Olhos e coração em alerta

Como já pontuamos, pais e responsáveis devem estar atentos ao comportamento da criança após ela ter passado por uma situação potencialmente traumática, já que, como enfatiza Mariana, todo sofrimento infantil deve ser olhado com amor, cuidado e carinhonão é normal uma criança sofrer e viver com medo, muito menos “frescura” ou “coisa da idade”:

“Nunca devemos menosprezar a dor do outro, muito menos de uma criança que está em fase de formação, na qual traumas podem deixar registros que comprometem toda uma vida. O normal é termos filhos que se desenvolvam bem e felizes, e tudo o que fugir desta situação deve receber um olhar cauteloso e generoso”.

Mariana Casagrande, neuropsicopedagoga

Comportamentos como maior isolamento, problemas de memória, transtornos alimentares e de sono, perda de habilidades e interesses, lista Marli, são sinais de alerta, e merecem atenção de um profissional capacitado, que saberá conduzir o tratamento e, se necessário, encaminhar a outros especialistas.

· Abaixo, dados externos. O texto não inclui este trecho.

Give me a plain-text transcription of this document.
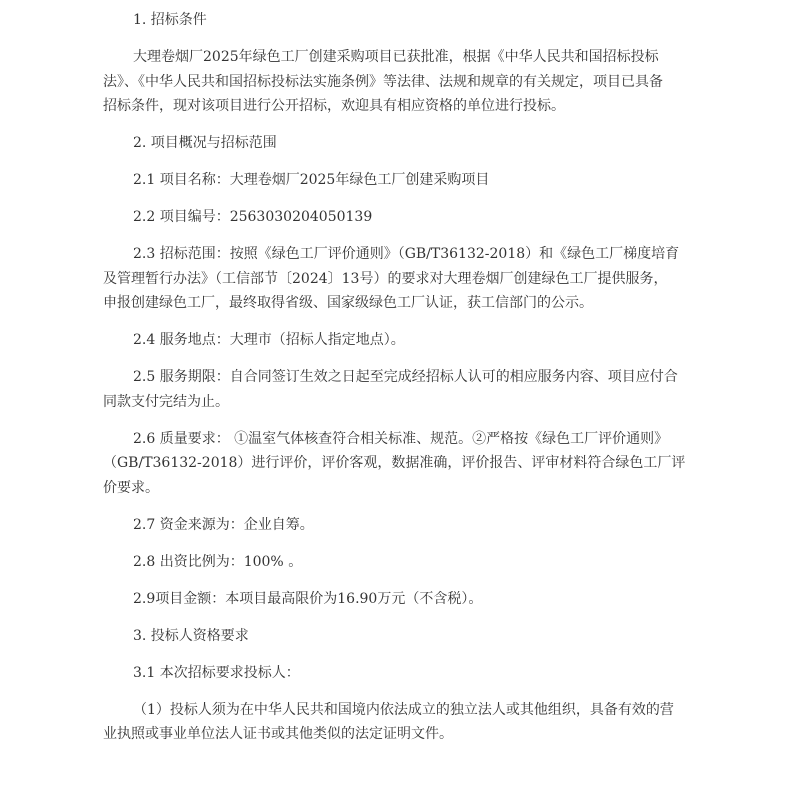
1. 招标条件
大理卷烟厂2025年绿色工厂创建采购项目已获批准，根据《中华人民共和国招标投标
法》、《中华人民共和国招标投标法实施条例》等法律、法规和规章的有关规定，项目已具备
招标条件，现对该项目进行公开招标，欢迎具有相应资格的单位进行投标。
2. 项目概况与招标范围
2.1 项目名称：大理卷烟厂2025年绿色工厂创建采购项目
2.2 项目编号：2563030204050139
2.3 招标范围：按照《绿色工厂评价通则》（GB/T36132-2018）和《绿色工厂梯度培育
及管理暂行办法》（工信部节〔2024〕13号）的要求对大理卷烟厂创建绿色工厂提供服务，
申报创建绿色工厂，最终取得省级、国家级绿色工厂认证，获工信部门的公示。
2.4 服务地点：大理市（招标人指定地点）。
2.5 服务期限：自合同签订生效之日起至完成经招标人认可的相应服务内容、项目应付合
同款支付完结为止。
2.6 质量要求： ①温室气体核查符合相关标准、规范。②严格按《绿色工厂评价通则》
（GB/T36132-2018）进行评价，评价客观，数据准确，评价报告、评审材料符合绿色工厂评
价要求。
2.7 资金来源为：企业自筹。
2.8 出资比例为：100% 。
2.9项目金额：本项目最高限价为16.90万元（不含税）。
3. 投标人资格要求
3.1 本次招标要求投标人：
（1）投标人须为在中华人民共和国境内依法成立的独立法人或其他组织，具备有效的营
业执照或事业单位法人证书或其他类似的法定证明文件。
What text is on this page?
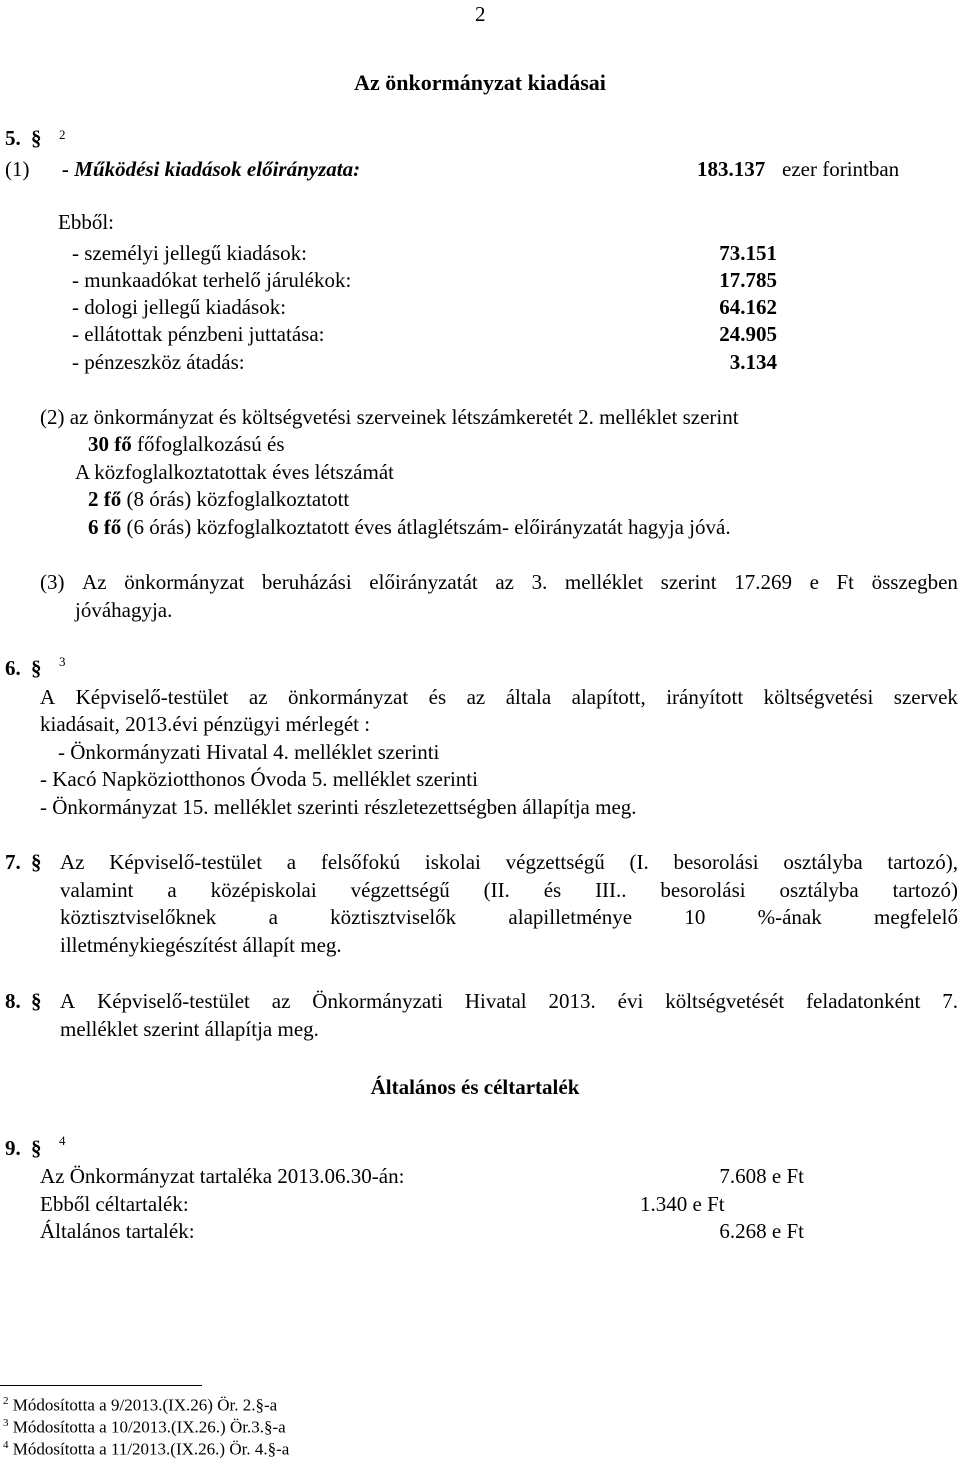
2
Az önkormányzat kiadásai
5. § 2
(1) - Működési kiadások előirányzata:	183.137 ezer forintban
Ebből:
- személyi jellegű kiadások:	73.151
- munkaadókat terhelő járulékok:	17.785
- dologi jellegű kiadások:	64.162
- ellátottak pénzbeni juttatása:	24.905
- pénzeszköz átadás:	3.134
(2) az önkormányzat és költségvetési szerveinek létszámkeretét 2. melléklet szerint
30 fő főfoglalkozású és
A közfoglalkoztatottak éves létszámát
2 fő (8 órás) közfoglalkoztatott
6 fő (6 órás) közfoglalkoztatott éves átlaglétszám- előirányzatát hagyja jóvá.
(3) Az önkormányzat beruházási előirányzatát az 3. melléklet szerint 17.269 e Ft összegben
jóváhagyja.
6. § 3
A Képviselő-testület az önkormányzat és az általa alapított, irányított költségvetési szervek
kiadásait, 2013.évi pénzügyi mérlegét :
- Önkormányzati Hivatal 4. melléklet szerinti
- Kacó Napköziotthonos Óvoda 5. melléklet szerinti
- Önkormányzat 15. melléklet szerinti részletezettségben állapítja meg.
7. § Az Képviselő-testület a felsőfokú iskolai végzettségű (I. besorolási osztályba tartozó),
valamint a középiskolai végzettségű (II. és III.. besorolási osztályba tartozó)
köztisztviselőknek a köztisztviselők alapilletménye 10 %-ának megfelelő
illetménykiegészítést állapít meg.
8. § A Képviselő-testület az Önkormányzati Hivatal 2013. évi költségvetését feladatonként 7.
melléklet szerint állapítja meg.
Általános és céltartalék
9. § 4
Az Önkormányzat tartaléka 2013.06.30-án:	7.608 e Ft
Ebből céltartalék:	1.340 e Ft
Általános tartalék:	6.268 e Ft
$^2$ Módosította a 9/2013.(IX.26) Ör. 2.§-a
$^3$ Módosította a 10/2013.(IX.26.) Ör.3.§-a
$^4$ Módosította a 11/2013.(IX.26.) Ör. 4.§-a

Infelizmente, em muitos momentos da vida, não podemos evitar que os nossos filhos sofram, já que existem situações que vão além do nosso controle e possibilidades como pais. “Porém, como superar, quando, de que forma, se será leve ou um fardo, se passará ou deixará imensas marcas… Nisso, sim, nós, pais, podemos agir e auxiliar, fazer a diferença. Posso ver uma pedra no caminho e decidir sofrer e chorar durante a minha vida toda, ou posso ensinar o meu filho a contornar a pedra e seguir sua caminhada, feliz – isso é uma opção, que irá refletir 100% na forma como os nossos filhos agem” considera a neuropsicóloga.